If Amazon owned YouTube…

We got a BT Sport subscription last month to watch Champions League and Europa League matches. The stream (we watch on the TV using Chromecast) often paused and skipped, often over entire plays, and at least once over a long sequence including the goal. It was terrible.

Before the finals, we remembered that BT Sport streams the two finals free on YouTube. So, halfway through the Europa cup final, I switched to streaming from YouTube. It was flawless. There was no pause-and-skip. At all! For the Champions League final, I didn’t even bother switching on the BT Sport app, and went direct to watching on YouTube.

BT Sport isn’t the only company with a terrible live streaming product. Eurosport player’s pause-and-skip is terrible, making all sports unwatchable. ITV is so aware of its terrible product that it doesn’t even offer live streaming on Chromecast, only recorded programs are available. These are just the ones I’ve tried1.

This got me thinking. YouTube has some of the best2 streaming infrastructure and knowhow. For instance, they understand that continuity is more important than quality in live streaming, so their algorithm dynamically reduces video quality instead of pausing live streams. They have content delivery deals with most network providers globally, helping reduce lag and data transfer. They basically already have all the infrastructure for a successful streaming platform.

What would Amazon have done if it owned YouTube in its current state? They would have productised the YouTube streaming platform, a la AWS and Amazon logistics, and opened it up for any company to use.

Every media company in the world, from giants like Disney and Sky, to minnows like regional TV channels need a streaming service. A few may just create a channel on YouTube or Facebook. For everyone else it’s a choice between spending a considerable sum to put in place the vast infrastructure and knowhow, or create a basic product and brace for user lashback/apathy3.

A ready to plug-in YouTube scale streaming infrastructure would give the small and medium sized media companies a big boost in their efforts to go digital.

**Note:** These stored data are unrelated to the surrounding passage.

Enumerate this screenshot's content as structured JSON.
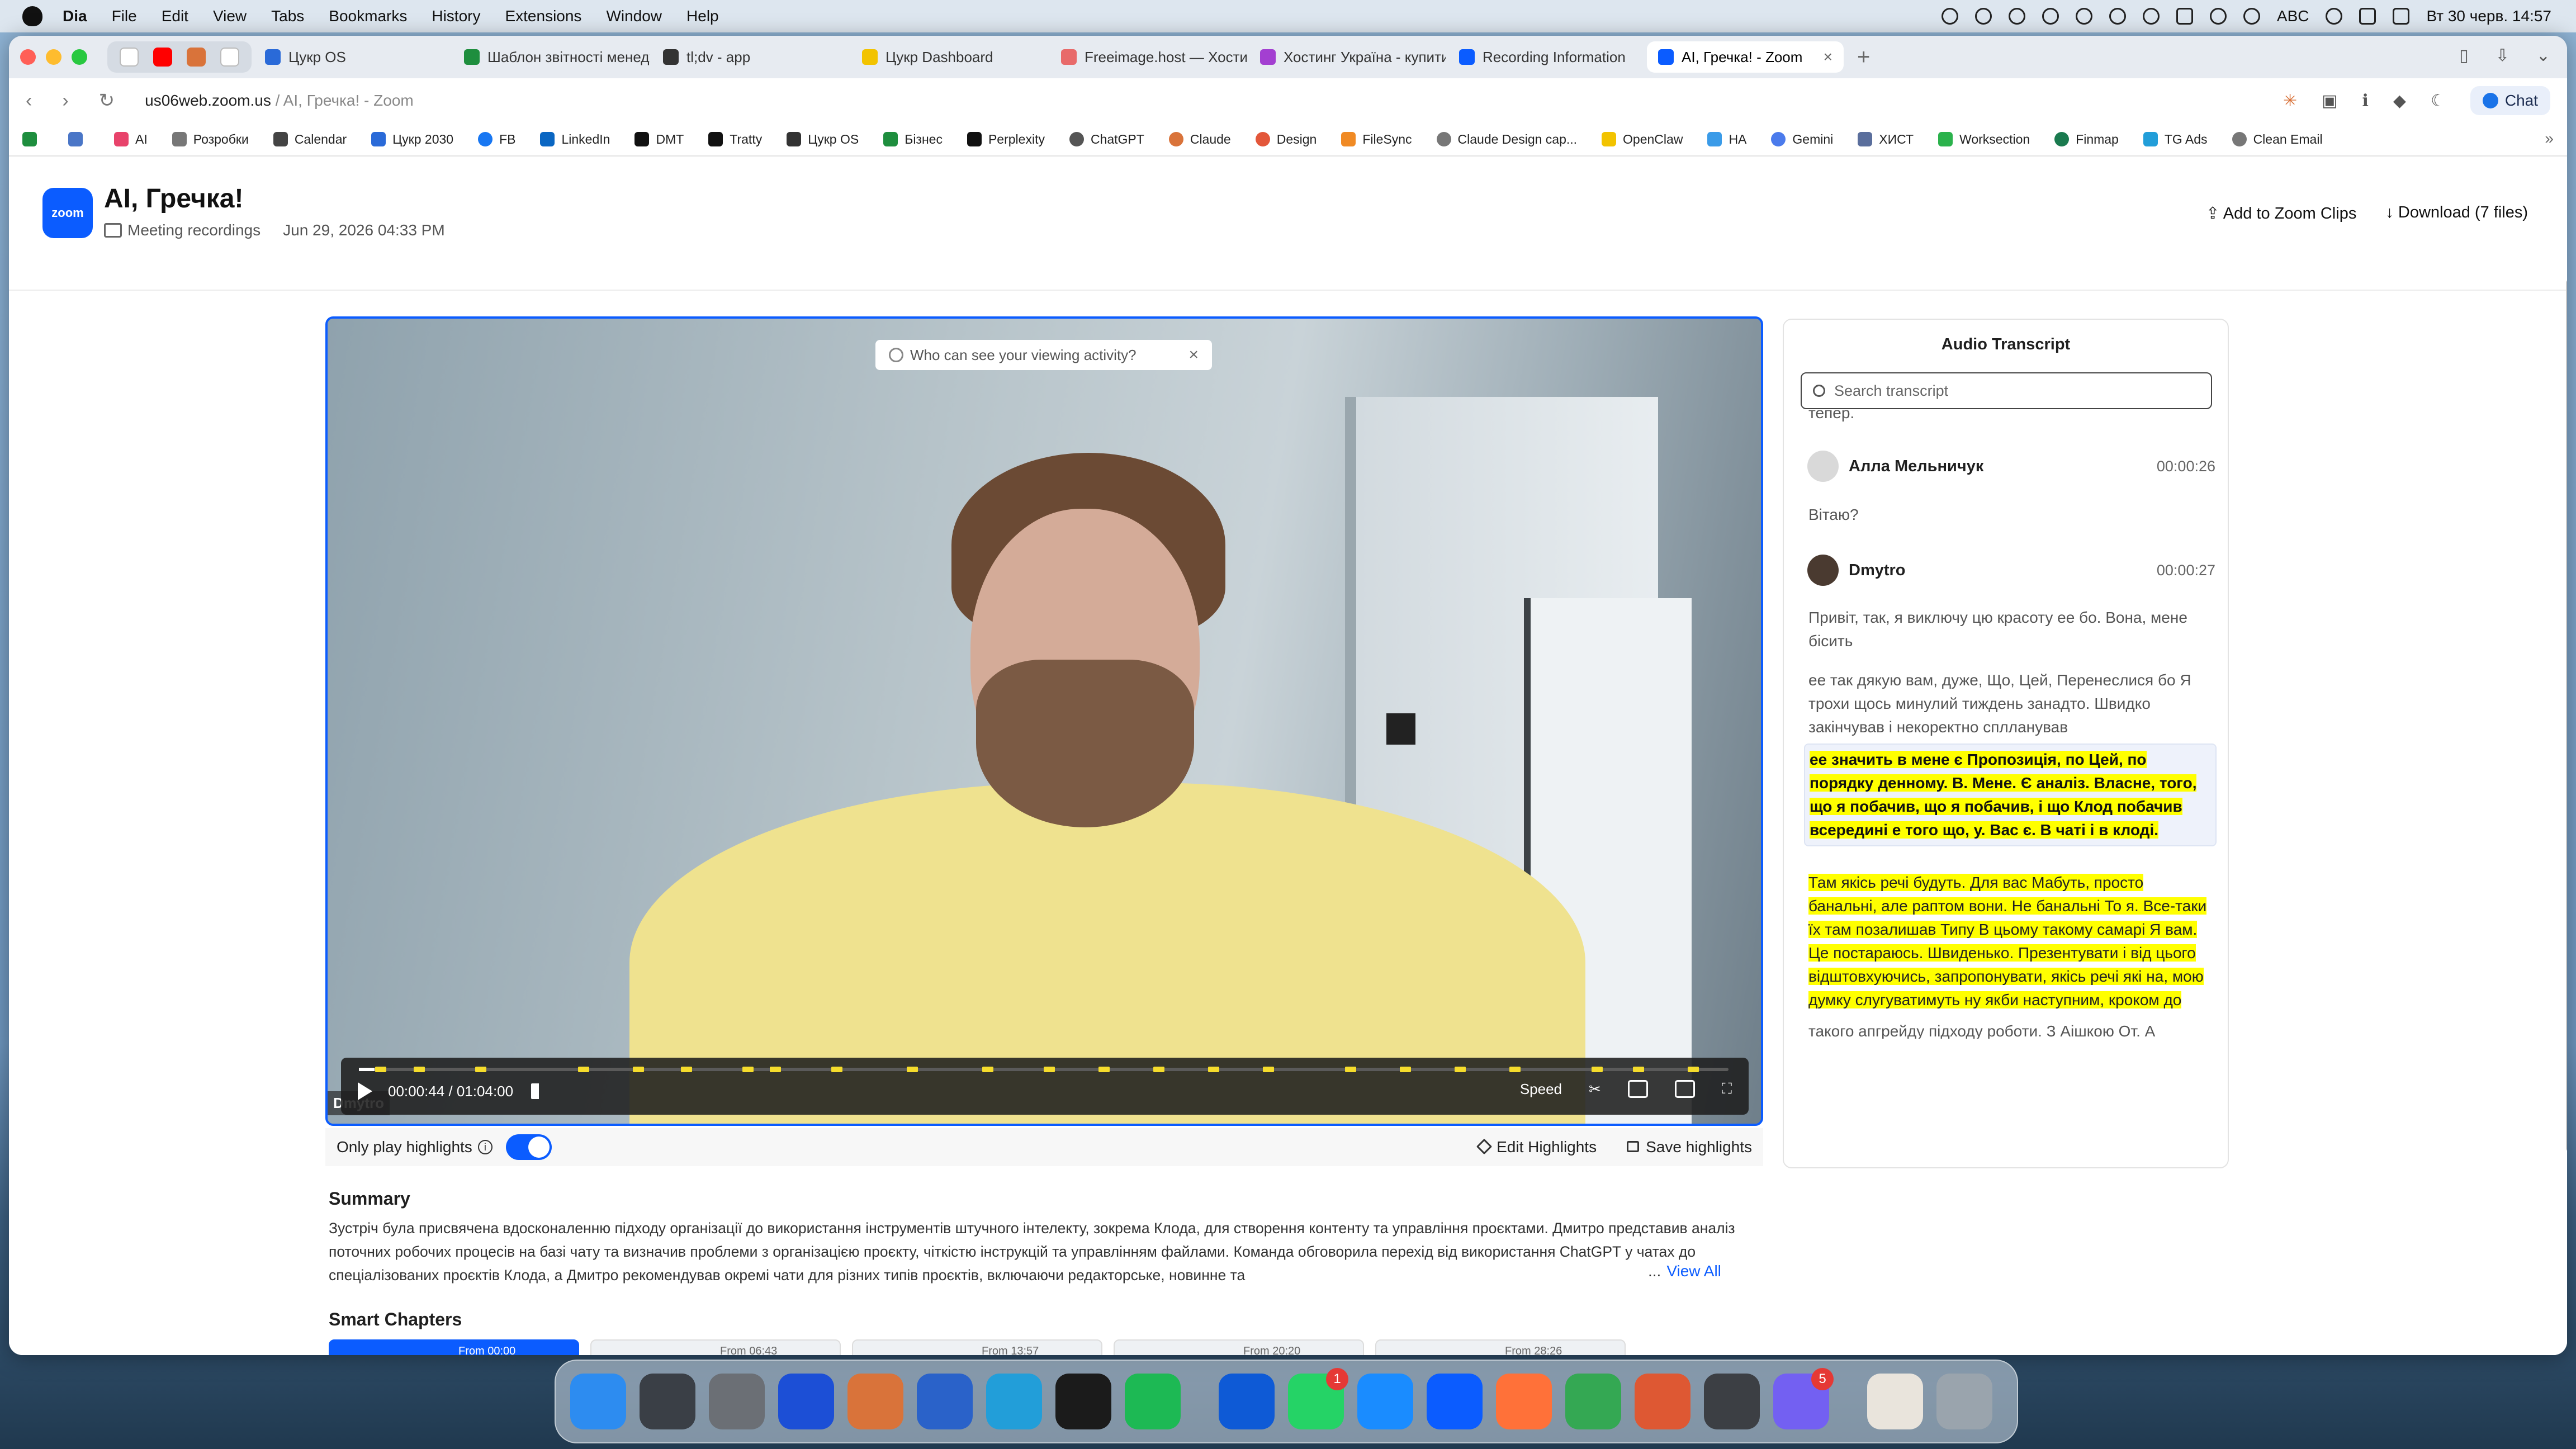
{
  "menubar": {
    "app": "Dia",
    "items": [
      "File",
      "Edit",
      "View",
      "Tabs",
      "Bookmarks",
      "History",
      "Extensions",
      "Window",
      "Help"
    ],
    "input_source": "ABC",
    "clock": "Вт 30 черв.  14:57"
  },
  "tabs": [
    {
      "label": "Цукр OS",
      "color": "#2a6ad8"
    },
    {
      "label": "Шаблон звітності менеджера",
      "color": "#1e8e3e"
    },
    {
      "label": "tl;dv - app",
      "color": "#333333"
    },
    {
      "label": "Цукр Dashboard",
      "color": "#f2c300"
    },
    {
      "label": "Freeimage.host — Хостинг",
      "color": "#e86a6a"
    },
    {
      "label": "Хостинг Україна - купити",
      "color": "#a33fd1"
    },
    {
      "label": "Recording Information",
      "color": "#0b5cff"
    },
    {
      "label": "AI, Гречка! - Zoom",
      "color": "#0b5cff",
      "active": true
    }
  ],
  "address": {
    "domain": "us06web.zoom.us",
    "path": " / AI, Гречка! - Zoom",
    "chat": "Chat"
  },
  "bookmarks": [
    {
      "label": "AI",
      "color": "#e8436b"
    },
    {
      "label": "Розробки",
      "color": "#777777"
    },
    {
      "label": "Calendar",
      "color": "#444444"
    },
    {
      "label": "Цукр 2030",
      "color": "#2a6ad8"
    },
    {
      "label": "FB",
      "color": "#1877f2"
    },
    {
      "label": "LinkedIn",
      "color": "#0a66c2"
    },
    {
      "label": "DMT",
      "color": "#111111"
    },
    {
      "label": "Tratty",
      "color": "#111111"
    },
    {
      "label": "Цукр OS",
      "color": "#333333"
    },
    {
      "label": "Бізнес",
      "color": "#1e8e3e"
    },
    {
      "label": "Perplexity",
      "color": "#111111"
    },
    {
      "label": "ChatGPT",
      "color": "#555555"
    },
    {
      "label": "Claude",
      "color": "#d9733a"
    },
    {
      "label": "Design",
      "color": "#e3573a"
    },
    {
      "label": "FileSync",
      "color": "#f08a24"
    },
    {
      "label": "Claude Design cap...",
      "color": "#777777"
    },
    {
      "label": "OpenClaw",
      "color": "#f2c300"
    },
    {
      "label": "НА",
      "color": "#3a9be8"
    },
    {
      "label": "Gemini",
      "color": "#4b7bec"
    },
    {
      "label": "ХИСТ",
      "color": "#5a6e9c"
    },
    {
      "label": "Worksection",
      "color": "#2bb24c"
    },
    {
      "label": "Finmap",
      "color": "#1a7a4f"
    },
    {
      "label": "TG Ads",
      "color": "#229ed9"
    },
    {
      "label": "Clean Email",
      "color": "#777777"
    }
  ],
  "meeting": {
    "logo": "zoom",
    "title": "AI, Гречка!",
    "folder": "Meeting recordings",
    "date": "Jun 29, 2026 04:33 PM",
    "add_clips": "Add to Zoom Clips",
    "download": "Download (7 files)"
  },
  "player": {
    "privacy_tip": "Who can see your viewing activity?",
    "speaker_label": "Dmytro",
    "current_time": "00:00:44",
    "separator": " / ",
    "duration": "01:04:00",
    "progress": 0.0115,
    "speed": "Speed",
    "only_highlights": "Only play highlights",
    "only_highlights_on": true,
    "edit_highlights": "Edit Highlights",
    "save_highlights": "Save highlights"
  },
  "summary": {
    "heading": "Summary",
    "text": "Зустріч була присвячена вдосконаленню підходу організації до використання інструментів штучного інтелекту, зокрема Клода, для створення контенту та управління проєктами. Дмитро представив аналіз поточних робочих процесів на базі чату та визначив проблеми з організацією проєкту, чіткістю інструкцій та управлінням файлами. Команда обговорила перехід від використання ChatGPT у чатах до спеціалізованих проєктів Клода, а Дмитро рекомендував окремі чати для різних типів проєктів, включаючи редакторське, новинне та",
    "ellipsis": "...",
    "view_all": "View All"
  },
  "chapters": {
    "heading": "Smart Chapters",
    "items": [
      "From 00:00",
      "From 06:43",
      "From 13:57",
      "From 20:20",
      "From 28:26"
    ]
  },
  "transcript": {
    "heading": "Audio Transcript",
    "search_placeholder": "Search transcript",
    "top_fragment": "тепер.",
    "entries": [
      {
        "speaker": "Алла Мельничук",
        "time": "00:00:26",
        "text": "Вітаю?"
      },
      {
        "speaker": "Dmytro",
        "time": "00:00:27",
        "text": "Привіт, так, я виключу цю красоту ее бо. Вона, мене бісить"
      }
    ],
    "seg2": "ее так дякую вам, дуже, Що, Цей, Перенеслися бо Я трохи щось минулий тиждень занадто. Швидко закінчував і некоректно сплланував",
    "current": "ее значить в мене є Пропозиція, по Цей, по порядку денному. В. Мене. Є аналіз. Власне, того, що я побачив, що я побачив, і що Клод побачив всередині е того що, у. Вас є. В чаті і в клоді.",
    "highlighted": "Там якісь речі будуть. Для вас Мабуть, просто банальні, але раптом вони. Не банальні То я. Все-таки їх там позалишав Типу В цьому такому самарі Я вам. Це постараюсь. Швиденько. Презентувати і від цього відштовхуючись, запропонувати, якісь речі які на, мою думку слугуватимуть ну якби наступним, кроком до",
    "tail": "такого апгрейду підходу роботи. З Аішкою От. А"
  },
  "dock": {
    "apps": [
      {
        "name": "finder",
        "color": "#2d8cf0"
      },
      {
        "name": "launchpad",
        "color": "#3a3f46"
      },
      {
        "name": "system-settings",
        "color": "#6b6f75"
      },
      {
        "name": "things",
        "color": "#1c4fd6"
      },
      {
        "name": "claude",
        "color": "#d9733a"
      },
      {
        "name": "weather",
        "color": "#2a62c9"
      },
      {
        "name": "telegram",
        "color": "#229ed9"
      },
      {
        "name": "chatgpt",
        "color": "#1b1b1b"
      },
      {
        "name": "spotify",
        "color": "#1db954"
      },
      {
        "name": "teamviewer",
        "color": "#0e5ad6"
      },
      {
        "name": "whatsapp",
        "color": "#25d366",
        "badge": "1"
      },
      {
        "name": "safari",
        "color": "#1a8cff"
      },
      {
        "name": "zoom",
        "color": "#0b5cff"
      },
      {
        "name": "firefox",
        "color": "#ff7139"
      },
      {
        "name": "chrome",
        "color": "#34a853"
      },
      {
        "name": "duckduckgo",
        "color": "#de5833"
      },
      {
        "name": "server",
        "color": "#3c3f44"
      },
      {
        "name": "viber",
        "color": "#7360f2",
        "badge": "5"
      },
      {
        "name": "documents",
        "color": "#e9e4dc"
      },
      {
        "name": "trash",
        "color": "#9aa4ad"
      }
    ]
  }
}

For the media companies, such a YouTube Cloud will

  • massively reduce the time to market for digital products,
  • convert a large part of the initial capital investment into a marginal cost, and
  • let them focus on content and user interface, instead of learning about web streaming infrastructure.

For YouTube, the Cloud service will

  • create a new revenue stream and further scale/subsidise YouTube’s own streaming platform,
  • create a data opportunity*, and
  • develop relationships with other media companies which can be used for business or political angles.

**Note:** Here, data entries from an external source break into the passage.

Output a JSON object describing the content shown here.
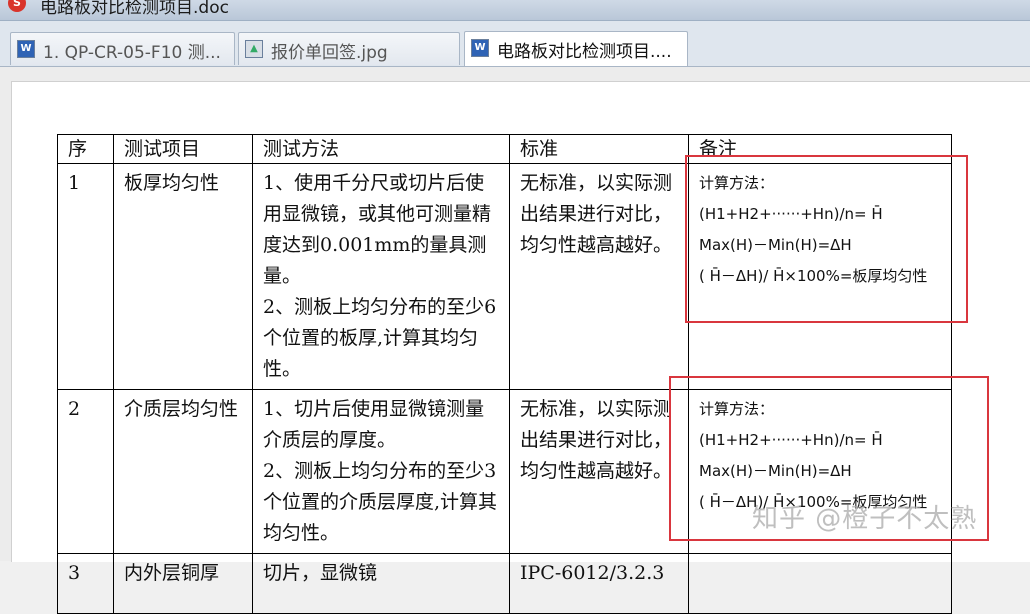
{
  "window": {
    "title": "电路板对比检测项目.doc",
    "app_icon": "wps-icon",
    "app_icon_glyph": "S"
  },
  "tabs": [
    {
      "label": "1. QP-CR-05-F10 测...",
      "icon": "word-doc-icon",
      "glyph": "W"
    },
    {
      "label": "报价单回签.jpg",
      "icon": "image-file-icon",
      "glyph": "▲"
    },
    {
      "label": "电路板对比检测项目....",
      "icon": "word-doc-icon",
      "glyph": "W"
    }
  ],
  "table": {
    "headers": [
      "序",
      "测试项目",
      "测试方法",
      "标准",
      "备注"
    ],
    "rows": [
      {
        "no": "1",
        "item": "板厚均匀性",
        "method": [
          "1、使用千分尺或切片后使用显微镜，或其他可测量精度达到0.001mm的量具测量。",
          "2、测板上均匀分布的至少6个位置的板厚,计算其均匀性。"
        ],
        "standard": "无标准，以实际测出结果进行对比，均匀性越高越好。",
        "note": [
          "计算方法：",
          "(H1+H2+······+Hn)/n= H̄",
          "Max(H)－Min(H)=ΔH",
          "( H̄－ΔH)/ H̄×100%=板厚均匀性"
        ]
      },
      {
        "no": "2",
        "item": "介质层均匀性",
        "method": [
          "1、切片后使用显微镜测量介质层的厚度。",
          "2、测板上均匀分布的至少3个位置的介质层厚度,计算其均匀性。"
        ],
        "standard": "无标准，以实际测出结果进行对比，均匀性越高越好。",
        "note": [
          "计算方法：",
          "(H1+H2+······+Hn)/n= H̄",
          "Max(H)－Min(H)=ΔH",
          "( H̄－ΔH)/ H̄×100%=板厚均匀性"
        ]
      },
      {
        "no": "3",
        "item": "内外层铜厚",
        "method": [
          "切片，显微镜"
        ],
        "standard": "IPC-6012/3.2.3",
        "note": []
      }
    ]
  },
  "watermark": "知乎 @橙子不太熟",
  "colors": {
    "highlight_box": "#d9363e",
    "tab_bar": "#dfe6ee"
  }
}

[* See Amazon’s use of marketplace data for own label products, or alleged use of AWS data for own products.]

For me, I would again be able to subscribe to and watch EuroSport without cursing at them loudly every 15 minutes! I miss all the cycling, athletics, swimming, and biathlon.

Sadly, Amazon doesn’t own YouTube. Google does. And Google is terrible at productising services, specially B2B non-advertising services. It took them ages to create a public Google Cloud offering despite being leaders (intra-company) in cloud and container technologies. Even then they’ve been struggling to make a success of the offering. Not to speak of how they’ve let slip the early success of G Suite.

I can think of more reasons of why Google will NOT create such a cloud product out of YouTube’s streaming capabilities, than I can think for why they might. For one, YouTube sees itself as a media company (and aggregator); a media cloud product will be an antithesis to them. Google’s famously siloed corporate culture is another—Google Cloud lives in a different organisation from YouTube. Their lack of customer service is another—if selling/implementing a service successfully needs hand holding, Google can’t do it4.

What a pity! I guess I’ll have to stick to watching cycling highlights on YouTube then.

  1. I’m skipping the one which is actually good at live streaming—Sky Sports with its Now TV app. 
  2. The only other company that is as good at streaming infrastructure and knowhow is Netflix,  but media companies consider it as a direct, immediate competition. Amazon’s Prime Video service is good too, but not yet at the same level as YouTube and Netflix. 
  3. Then use that customer apathy/lashback to claim that streaming isn’t economically viable. 
  4. Look at the popularity of their Firebase dev cloud aimed at developers who can figure things out themselves. Contrast this with struggles of parent Google Cloud aimed at enterprises who need assistance and service with integrations and more.